As far as the Intimidation skill itself is concerned... my next upcoming campaign is going to be in Theros... and thus with the heavily-Greek inspired setting, both Persuasion and Intimidation will get a bit of a revamp. Persuasion will be used almost exclusively as philosophical debate, logical argument and rhetoric (an exceedingly important part of Greek life). Whereas Intimidation will be not only your standard threats of violence... but also your presence. How important you are, how imposing, how much your reputation precedes you, how in awe people are of you. It won't be strictly a negative reaction... but will often be quite positive and you won't even necessarily have to do anything to accomplish it. When you make a check and succeed, the people will kiss your ring and lick your boots. And you won't ever have to threaten to snap someone's neck to do it.

So this'll be one campaign where I'll be leaving both Persuasion and Intimidation in (and it only makes me wish even more that we could rename and revamp the skill list in D&D Beyond, because I'd love to rename both skills to Rhetoric and Presence instead.)
 

The difference gets a lot better if you rename Persuasion to Negotiation.

That way the solcial control skills become:
Indimidation - do what I want or something bad happens to you (which may or may not be physical - intimidation includes blackmail).
Negotiation - do what I want and something good happens (which includes bribery).
 

robus

Lowcountry Low Roller
Supporter
I like your approach, but I would add that there is a podcast where Jeremy Crawford states that there are passive scores for all abilities/skills (not just perception/investigation) and these represent the floor for your success on a skill check. The die rolls is to see if you succeed beyond this floor. It avoids the nonsense of a highly skilled character failing at something relatively easy.

If the possibility of failure makes no sense, then why roll?
 

Asisreo

Patron Badass
I like your approach, but I would add that there is a podcast where Jeremy Crawford states that there are passive scores for all abilities/skills (not just perception/investigation) and these represent the floor for your success on a skill check. The die rolls is to see if you succeed beyond this floor. It avoids the nonsense of a highly skilled character failing at something relatively easy.
I have no clue why Jeremy didn't reference the actual variant rule in the DMG called "automatic success." Not only does it contradict what he claims should be the case of the interview, it's much more elegant, especially because it's a variant and not implied to have a place in everyone's games.

Basically, if your ability score is =DC+5, you automatically succeed on your task.
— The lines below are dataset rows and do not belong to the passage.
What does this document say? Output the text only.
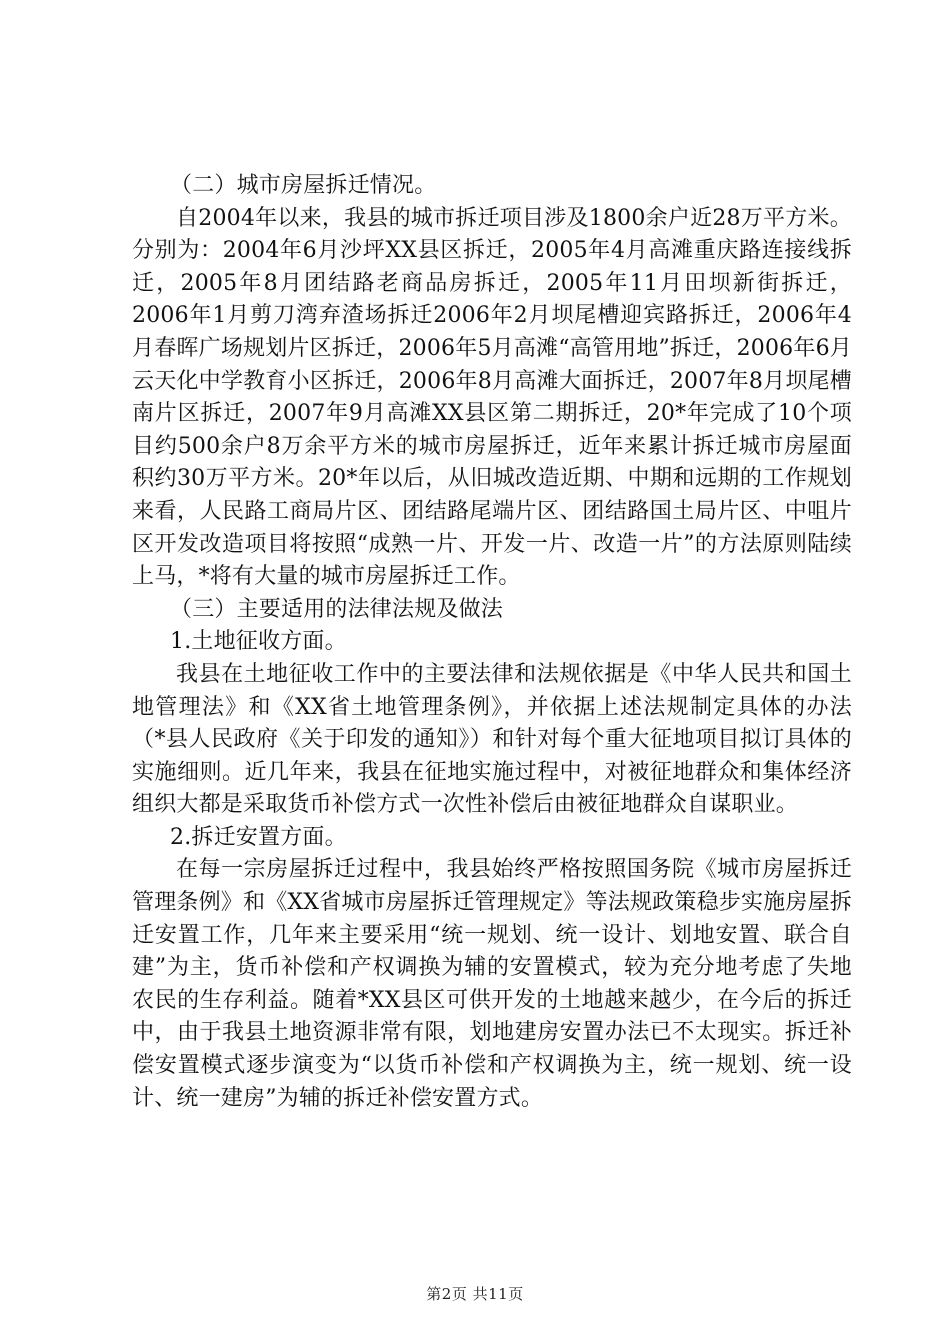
（二）城市房屋拆迁情况。

自2004年以来，我县的城市拆迁项目涉及1800余户近28万平方米。分别为：2004年6月沙坪XX县区拆迁，2005年4月高滩重庆路连接线拆迁，2005年8月团结路老商品房拆迁，2005年11月田坝新街拆迁，2006年1月剪刀湾弃渣场拆迁2006年2月坝尾槽迎宾路拆迁，2006年4月春晖广场规划片区拆迁，2006年5月高滩“高管用地”拆迁，2006年6月云天化中学教育小区拆迁，2006年8月高滩大面拆迁，2007年8月坝尾槽南片区拆迁，2007年9月高滩XX县区第二期拆迁，20*年完成了10个项目约500余户8万余平方米的城市房屋拆迁，近年来累计拆迁城市房屋面积约30万平方米。20*年以后，从旧城改造近期、中期和远期的工作规划来看，人民路工商局片区、团结路尾端片区、团结路国土局片区、中咀片区开发改造项目将按照“成熟一片、开发一片、改造一片”的方法原则陆续上马，*将有大量的城市房屋拆迁工作。

（三）主要适用的法律法规及做法

1.土地征收方面。

我县在土地征收工作中的主要法律和法规依据是《中华人民共和国土地管理法》和《XX省土地管理条例》，并依据上述法规制定具体的办法（*县人民政府《关于印发的通知》）和针对每个重大征地项目拟订具体的实施细则。近几年来，我县在征地实施过程中，对被征地群众和集体经济组织大都是采取货币补偿方式一次性补偿后由被征地群众自谋职业。

2.拆迁安置方面。

在每一宗房屋拆迁过程中，我县始终严格按照国务院《城市房屋拆迁管理条例》和《XX省城市房屋拆迁管理规定》等法规政策稳步实施房屋拆迁安置工作，几年来主要采用“统一规划、统一设计、划地安置、联合自建”为主，货币补偿和产权调换为辅的安置模式，较为充分地考虑了失地农民的生存利益。随着*XX县区可供开发的土地越来越少，在今后的拆迁中，由于我县土地资源非常有限，划地建房安置办法已不太现实。拆迁补偿安置模式逐步演变为“以货币补偿和产权调换为主，统一规划、统一设计、统一建房”为辅的拆迁补偿安置方式。

第2页 共11页
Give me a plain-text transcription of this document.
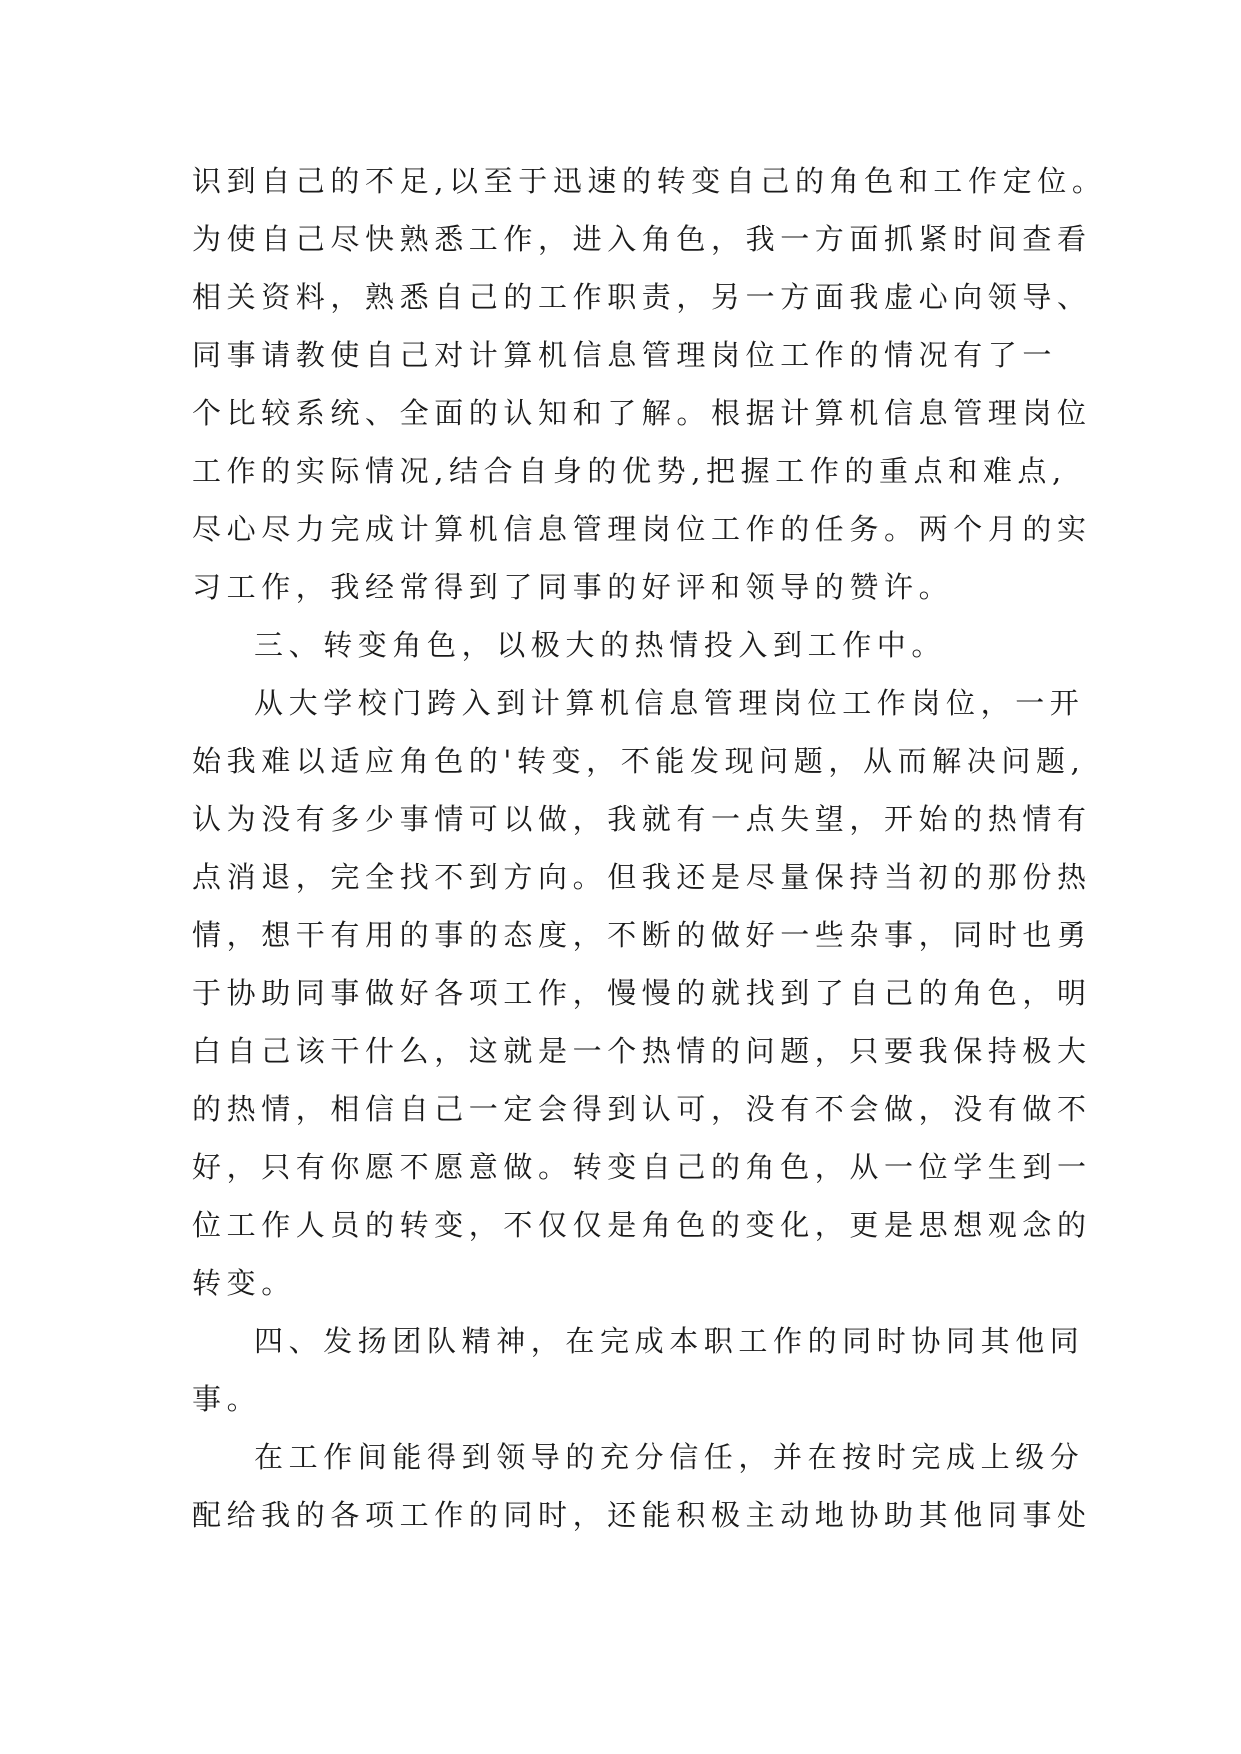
识到自己的不足,以至于迅速的转变自己的角色和工作定位。
为使自己尽快熟悉工作，进入角色，我一方面抓紧时间查看
相关资料，熟悉自己的工作职责，另一方面我虚心向领导、
同事请教使自己对计算机信息管理岗位工作的情况有了一
个比较系统、全面的认知和了解。根据计算机信息管理岗位
工作的实际情况,结合自身的优势,把握工作的重点和难点,
尽心尽力完成计算机信息管理岗位工作的任务。两个月的实
习工作，我经常得到了同事的好评和领导的赞许。
三、转变角色，以极大的热情投入到工作中。
从大学校门跨入到计算机信息管理岗位工作岗位，一开
始我难以适应角色的'转变，不能发现问题，从而解决问题,
认为没有多少事情可以做，我就有一点失望，开始的热情有
点消退，完全找不到方向。但我还是尽量保持当初的那份热
情，想干有用的事的态度，不断的做好一些杂事，同时也勇
于协助同事做好各项工作，慢慢的就找到了自己的角色，明
白自己该干什么，这就是一个热情的问题，只要我保持极大
的热情，相信自己一定会得到认可，没有不会做，没有做不
好，只有你愿不愿意做。转变自己的角色，从一位学生到一
位工作人员的转变，不仅仅是角色的变化，更是思想观念的
转变。
四、发扬团队精神，在完成本职工作的同时协同其他同
事。
在工作间能得到领导的充分信任，并在按时完成上级分
配给我的各项工作的同时，还能积极主动地协助其他同事处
If you have an ability score of 16, for instance, you automatically succeed any DC of 11 or higher.

It also lets you have automatic success while you have skill/tool proficiency regardless of modifiers. So anyone with proficiency in persuasion at level 11 will always succeed a DC 15 check regardless of CHA. The only thing the scores would effect are DC's greater than 15.

I've tried it, and it's correct that the game becomes more predictable this way, but I think it might appeal to those grumps that hate having dice at their table without +23 mods to back them up.